Последовала пауза, затем в трубке послышался голос, звучный и бархатистый, с легким говором, происхождение которого я затруднилась определить.
– Алло? – озабоченно произнес он. – Сэди?
Это слово сработало как иголка, которой проткнули воздушный шарик, и я немедленно опознала в нем свое имя. Никаких сомнений; оно было как спасательный трос, перекинутый через пропасть; как тайный код, способный вывести меня из сырого затхлого подвала, где я томилась в заточении. Воспоминания обрушились на меня все разом, грозя захлестнуть. Я вспомнила Блэквуд-Бей, вспомнила, как ехала автостопом до Шеффилда, где остановилась на несколько ночей, прежде чем продолжить свой путь в Лондон. Вспомнила я и то, что мне грозит опасность и что я ни в коем случае не должна никому ничего говорить, даже свое имя. Вот только почему, я не знала.
– Сэди? – повторил голос в трубке.
Может, этот человек знал. В конце концов, его номер был единственным в памяти моего телефона.
– Кто это? – выдавила я.
– Что?
Я поспешно повторила вопрос:
– С кем я разговариваю? Я не…
Связь оборвалась.
– Черт, – пробормотала я и немедленно набрала номер снова, надеясь, что нас прервали случайные неполадки на линии.
В этот раз в трубке не было даже гудков, и во второй раз, и в третий. В конце концов я сдалась. Все равно больше ничего не сделать.
Чуть позже в дверь моей палаты постучала доктор Олсен.
– Ну как, получилось что-нибудь?
– Пароль сработал, – сообщила я.
Она улыбнулась, но выражение моего лица подсказывало, что ничего хорошего она от меня не услышит.
– И?..
Я вспомнила свою уверенность в том, что не должна никому ничего говорить.
– В памяти был всего один номер. – Я вздохнула. – Там бросили трубку.

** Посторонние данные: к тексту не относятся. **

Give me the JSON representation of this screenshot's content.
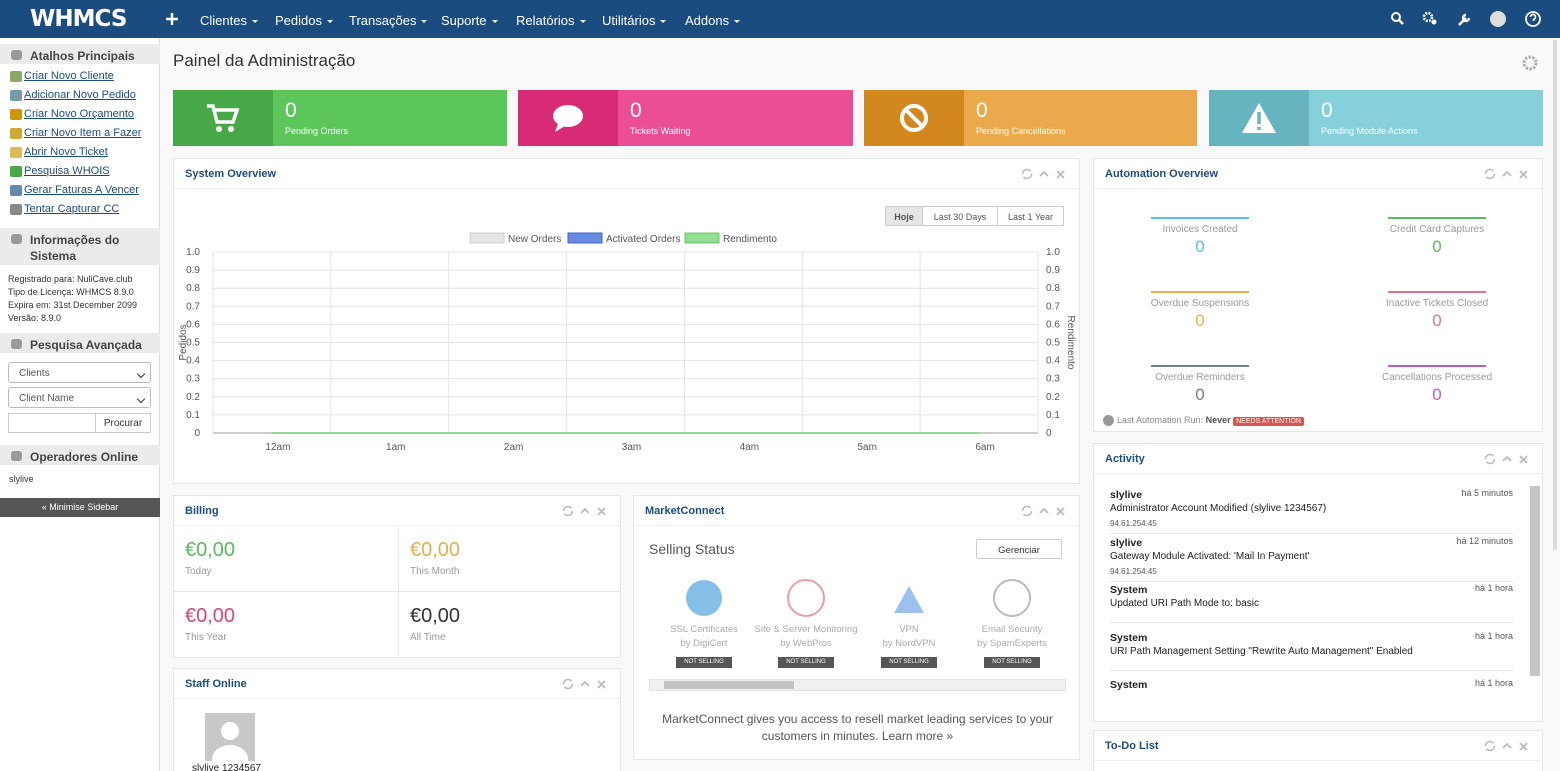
{
  "nav": {
    "logo": "WHMCS",
    "menu": [
      "Clientes",
      "Pedidos",
      "Transações",
      "Suporte",
      "Relatórios",
      "Utilitários",
      "Addons"
    ]
  },
  "sidebar": {
    "shortcuts": {
      "title": "Atalhos Principais",
      "links": [
        "Criar Novo Cliente",
        "Adicionar Novo Pedido",
        "Criar Novo Orçamento",
        "Criar Novo Item a Fazer",
        "Abrir Novo Ticket",
        "Pesquisa WHOIS",
        "Gerar Faturas A Vencer",
        "Tentar Capturar CC"
      ]
    },
    "system_info": {
      "title": "Informações do Sistema",
      "lines": [
        "Registrado para: NuliCave.club",
        "Tipo de Licença: WHMCS 8.9.0",
        "Expira em: 31st December 2099",
        "Versão: 8.9.0"
      ]
    },
    "search": {
      "title": "Pesquisa Avançada",
      "select_type": "Clients",
      "select_field": "Client Name",
      "button": "Procurar"
    },
    "operators": {
      "title": "Operadores Online",
      "users": [
        "slylive"
      ]
    },
    "minimise": "« Minimise Sidebar"
  },
  "page_title": "Painel da Administração",
  "stats": [
    {
      "value": 0,
      "label": "Pending Orders"
    },
    {
      "value": 0,
      "label": "Tickets Waiting"
    },
    {
      "value": 0,
      "label": "Pending Cancellations"
    },
    {
      "value": 0,
      "label": "Pending Module Actions"
    }
  ],
  "system_overview": {
    "title": "System Overview",
    "tabs": [
      "Hoje",
      "Last 30 Days",
      "Last 1 Year"
    ],
    "chart_data": {
      "type": "line",
      "y_label": "Pedidos",
      "y2_label": "Rendimento",
      "categories": [
        "12am",
        "1am",
        "2am",
        "3am",
        "4am",
        "5am",
        "6am"
      ],
      "series": [
        {
          "name": "New Orders",
          "color": "#e4e4e4",
          "values": [
            0,
            0,
            0,
            0,
            0,
            0,
            0
          ]
        },
        {
          "name": "Activated Orders",
          "color": "#6a8ce0",
          "values": [
            0,
            0,
            0,
            0,
            0,
            0,
            0
          ]
        },
        {
          "name": "Rendimento",
          "color": "#93dc93",
          "axis": "y2",
          "values": [
            0,
            0,
            0,
            0,
            0,
            0,
            0
          ]
        }
      ],
      "ylim": [
        0,
        1
      ],
      "yticks": [
        0,
        0.1,
        0.2,
        0.3,
        0.4,
        0.5,
        0.6,
        0.7,
        0.8,
        0.9,
        {
          "value": 1,
          "label": "1.0"
        }
      ],
      "y2lim": [
        0,
        1
      ],
      "y2ticks": [
        0,
        0.1,
        0.2,
        0.3,
        0.4,
        0.5,
        0.6,
        0.7,
        0.8,
        0.9,
        {
          "value": 1,
          "label": "1.0"
        }
      ],
      "grid": true
    }
  },
  "automation": {
    "title": "Automation Overview",
    "items": [
      {
        "label": "Invoices Created",
        "value": 0,
        "color": "#5bc0de"
      },
      {
        "label": "Credit Card Captures",
        "value": 0,
        "color": "#5cb85c"
      },
      {
        "label": "Overdue Suspensions",
        "value": 0,
        "color": "#f0ad4e"
      },
      {
        "label": "Inactive Tickets Closed",
        "value": 0,
        "color": "#e4708e"
      },
      {
        "label": "Overdue Reminders",
        "value": 0,
        "color": "#6f7f90"
      },
      {
        "label": "Cancellations Processed",
        "value": 0,
        "color": "#b463c6"
      }
    ],
    "last_run_label": "Last Automation Run:",
    "last_run_value": "Never",
    "badge": "NEEDS ATTENTION"
  },
  "billing": {
    "title": "Billing",
    "items": [
      {
        "amount": "€0,00",
        "label": "Today"
      },
      {
        "amount": "€0,00",
        "label": "This Month"
      },
      {
        "amount": "€0,00",
        "label": "This Year"
      },
      {
        "amount": "€0,00",
        "label": "All Time"
      }
    ]
  },
  "marketconnect": {
    "title": "MarketConnect",
    "heading": "Selling Status",
    "button": "Gerenciar",
    "services": [
      {
        "name": "SSL Certificates",
        "by": "by DigiCert",
        "status": "NOT SELLING"
      },
      {
        "name": "Site & Server Monitoring",
        "by": "by WebPros",
        "status": "NOT SELLING"
      },
      {
        "name": "VPN",
        "by": "by NordVPN",
        "status": "NOT SELLING"
      },
      {
        "name": "Email Security",
        "by": "by SpamExperts",
        "status": "NOT SELLING"
      }
    ],
    "footer": "MarketConnect gives you access to resell market leading services to your customers in minutes. Learn more »"
  },
  "activity": {
    "title": "Activity",
    "entries": [
      {
        "user": "slylive",
        "time": "há 5 minutos",
        "text": "Administrator Account Modified (slylive 1234567)",
        "ip": "94.61.254.45"
      },
      {
        "user": "slylive",
        "time": "há 12 minutos",
        "text": "Gateway Module Activated: 'Mail In Payment'",
        "ip": "94.61.254.45"
      },
      {
        "user": "System",
        "time": "há 1 hora",
        "text": "Updated URI Path Mode to: basic"
      },
      {
        "user": "System",
        "time": "há 1 hora",
        "text": "URI Path Management Setting \"Rewrite Auto Management\" Enabled"
      },
      {
        "user": "System",
        "time": "há 1 hora"
      }
    ]
  },
  "staff_online": {
    "title": "Staff Online",
    "users": [
      "slylive 1234567"
    ]
  },
  "todo": {
    "title": "To-Do List"
  }
}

Она присела на краешек кровати рядом со мной. Я видела, что ей очень хочется обнять меня за плечи, но она не стала этого делать. Наверное, ей нельзя.
– Они что-нибудь сказали? – спросила она вместо этого.

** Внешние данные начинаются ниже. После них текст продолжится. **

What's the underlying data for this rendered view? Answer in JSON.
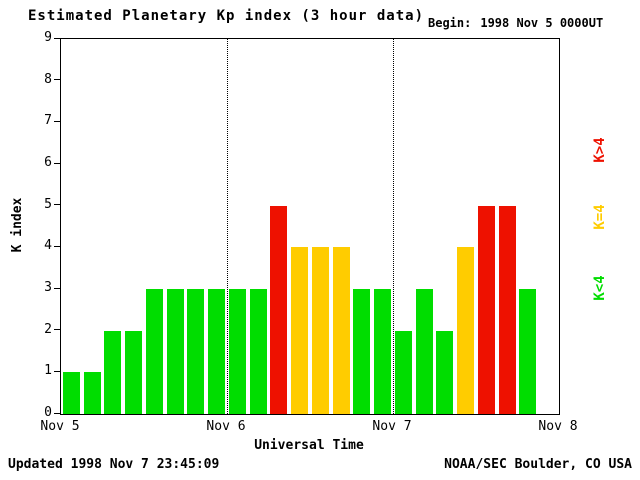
{
  "header": {
    "title": "Estimated Planetary Kp index (3 hour data)",
    "begin_label": "Begin:",
    "begin_value": "1998 Nov 5 0000UT"
  },
  "chart_data": {
    "type": "bar",
    "title": "Estimated Planetary Kp index (3 hour data)",
    "xlabel": "Universal Time",
    "ylabel": "K index",
    "ylim": [
      0,
      9
    ],
    "x_tick_labels": [
      "Nov 5",
      "Nov 6",
      "Nov 7",
      "Nov 8"
    ],
    "days": 3,
    "bars_per_day": 8,
    "values": [
      1,
      1,
      2,
      2,
      3,
      3,
      3,
      3,
      3,
      3,
      5,
      4,
      4,
      4,
      3,
      3,
      2,
      3,
      2,
      4,
      5,
      5,
      3
    ],
    "colors": {
      "low": "#00dd00",
      "mid": "#ffcc00",
      "high": "#ee1100"
    },
    "legend": [
      {
        "label": "K>4",
        "color": "#ee1100"
      },
      {
        "label": "K=4",
        "color": "#ffcc00"
      },
      {
        "label": "K<4",
        "color": "#00dd00"
      }
    ],
    "grid": "day-separator dotted vertical lines at Nov 6 and Nov 7",
    "legend_position": "right-rotated"
  },
  "footer": {
    "updated": "Updated 1998 Nov 7 23:45:09",
    "source": "NOAA/SEC Boulder, CO USA"
  }
}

Глядя на ее полное надежды лицо, я поняла, что это и есть он, тот самый прорыв, которого она так долго ждала. На протяжении всей нашей совместной работы, когда она настойчиво выспрашивала,
Значит, это и есть тот самый прорыв, на который она надеялась? И снова я почувствовала, будто должна что-то ей подкинуть, иначе она так и будет сыпать вопросами.
– Только назвали мое имя, – сказала я.
– Это же очень хорошо!
– Одно имя, без фамилии.
– Ясно, – произнесла она, чуть менее уверенно, чуть более разочарованно. – И как тебя зовут?
Соображать пришлось быстро. Я не могла назвать ей мое настоящее имя; она уже заводила речь о том, чтобы дать объявление по телевидению или обратиться в национальную прессу. В голове само возникло другое имя.
– Алекс, – сказала я. – Меня зовут Алекс.
– Алекс?
Я кивнула.
– Это уже кое-что, – улыбнулась доктор Олсен. – И даже многое! Твое имя… Мы можем им перезвонить. Хочешь, я перезвоню? Могу объяснить…
– Нет, – отрезала я. – Я сама. Попозже.
Она заколебалась.
– Обещай мне, что перезвонишь, – нерешительным тоном произнесла она.
Я заверила ее, что непременно перезвоню, и сдержала слово. Я звонила каждый день на протяжении недели, и каждый день она спрашивала меня об этом, а я говорила правду. Трубку не взяли больше ни разу, а на восьмой день звонки вообще перестали проходить. Тогда доктор Олсен передала номер полиции, но там сказали, что владелец нигде не зарегистрирован и, скорее всего, это вообще неименная предоплаченная симка. Она просила меня не волноваться, ведь теперь, когда я узнала свое имя, рано или поздно все остальное тоже вспомнится.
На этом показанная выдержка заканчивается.